Le célèbre Benedictus nous a un peu déçu. On est délicieusement ému d’abord par cette phrase suave du violon solo qui descend peu à peu des hauteurs, par ce rythme de l’accompagnement qui tombe, tombe sans cesse d’une chute régulière et lente ; mais le morceau dure trop. La phrase mélodique, déjà longue par elle-même, s’allonge encore et semble revenir en arrière au lieu d’avancer. Certaines modulations manquent de charme, et puis les voix montent trop, et le violon aussi. Il finit par grincer à des hauteurs périlleuses, où les sonorités perdent tout moelleux, s’amincissent jusqu’à la maigreur et à l’aigreur.

Mais l’une des merveilles de la messe, celle qui la termine pour les profanes encore rebelles comme nous aux beautés du Dona nobis pacum, c’est l’Agnus Dei. Ici Beethoven a développé avec largeur l’idée, le sentiment plutôt du mot : miserere, seulement indiqué dans le Gloria. Ici des pages entières appartiennent à ce grand mot douloureux. Bassons et cors esquissent une lugubre ritournelle ; puis la voix de la basse exhale la première une plainte désolée. Le contralto la reprend, puis le ténor, chacun dans une tonalité différente ; le chant de la femme est le plus déchirant, le plus éperdu. L’orchestre l’enveloppe de grands remous sonores, et la foule supplie tout bas, courbant la tête sous les appels désespérés du soprano.
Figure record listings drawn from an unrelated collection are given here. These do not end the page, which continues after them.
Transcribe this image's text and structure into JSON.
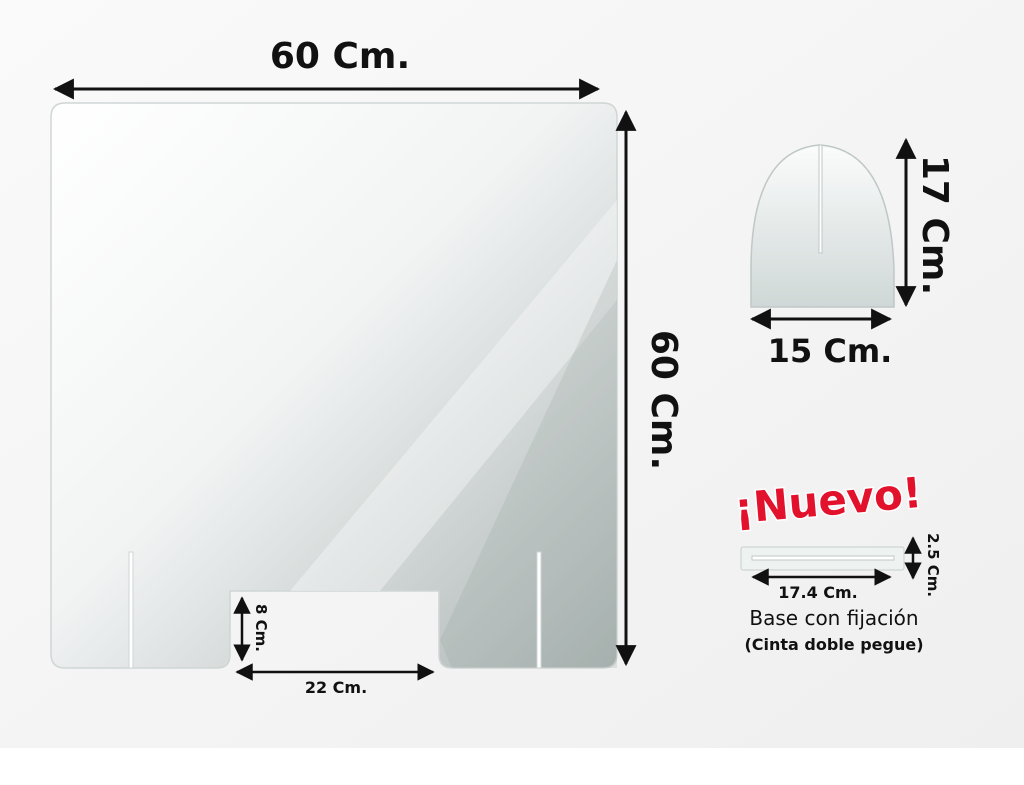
{
  "panel": {
    "width_label": "60 Cm.",
    "height_label": "60 Cm.",
    "notch_height_label": "8 Cm.",
    "notch_width_label": "22 Cm."
  },
  "foot": {
    "height_label": "17 Cm.",
    "width_label": "15 Cm."
  },
  "base": {
    "badge": "¡Nuevo!",
    "width_label": "17.4 Cm.",
    "height_label": "2.5 Cm.",
    "title": "Base con fijación",
    "subtitle": "(Cinta doble pegue)"
  },
  "colors": {
    "badge": "#e3122c",
    "text": "#111111",
    "background": "#f3f3f3"
  }
}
Et cette immense douleur demeure toujours noble et flore, sans colère ni haine ; c’est la douleur de la sonate en ut dièze, la seule que Beethoven ait jamais connue.

Comme cet homme a souffert ! comme il a compris la souffrance de l’humanité ! comme il s’en est chargé pour la porter à Dieu ! La messe en est une œuvre de douleur et de pitié plus encore qu’une œuvre de foi. Le Kyrie, l’Agnus du Gloria, le Crucifixus, le grand Agnus Dei, le dernier Agnus du Dona nobis pacem, autant de cris de misère, autant d’appels à la miséricorde. C’est surtout par cette grande idée de la souffrance, idée fondamentale du christianisme, que la messe est profondément religieuse.

Et maintenant est-elle d’un chrétien au sens strictement orthodoxe ? On sait que non. Beethoven était surtout déiste. Il avait écrit de sa main et gardait toujours près de lui certaines maximes plutôt philosophiques que chrétiennes. Mais qu’importe ? Il n’est pas nécessaire que l’artiste éprouve un état d’âme pour le rendre ; il peut comprendre sans ressentir. L’orthodoxie de la messe, sinon de l’auteur, est du moins hors de cause. Le Credo, par exemple, est assuré comme celui qui sortirait des lèvres d’un confesseur ou d’un martyr. Quant au dogme du Christ et de la Rédemption, le début seul du Benedictus, cette mélodie tendre et compatissante, attesterait chez Beethoven la croyance que jadis quelqu’un vint au nom du Seigneur, et que celui-là promit la fin de toute peine. Dans la pensée du maître, celui-là, qui était-il ? Un homme, le plus grand de tous, ou un Dieu ? Beethoven aurait peut-être dit avec Carlyle, parlant de Jésus : « Le plus grand de tous les héros, c’en est Un, que nous ne nommerons pas. Qu’un silence sacré médite cette matière sacrée. »


CAMILLE BELLAIGUE.

  1. Voir, dans la Revue du 15 septembre 1887, la Religion dans la musique.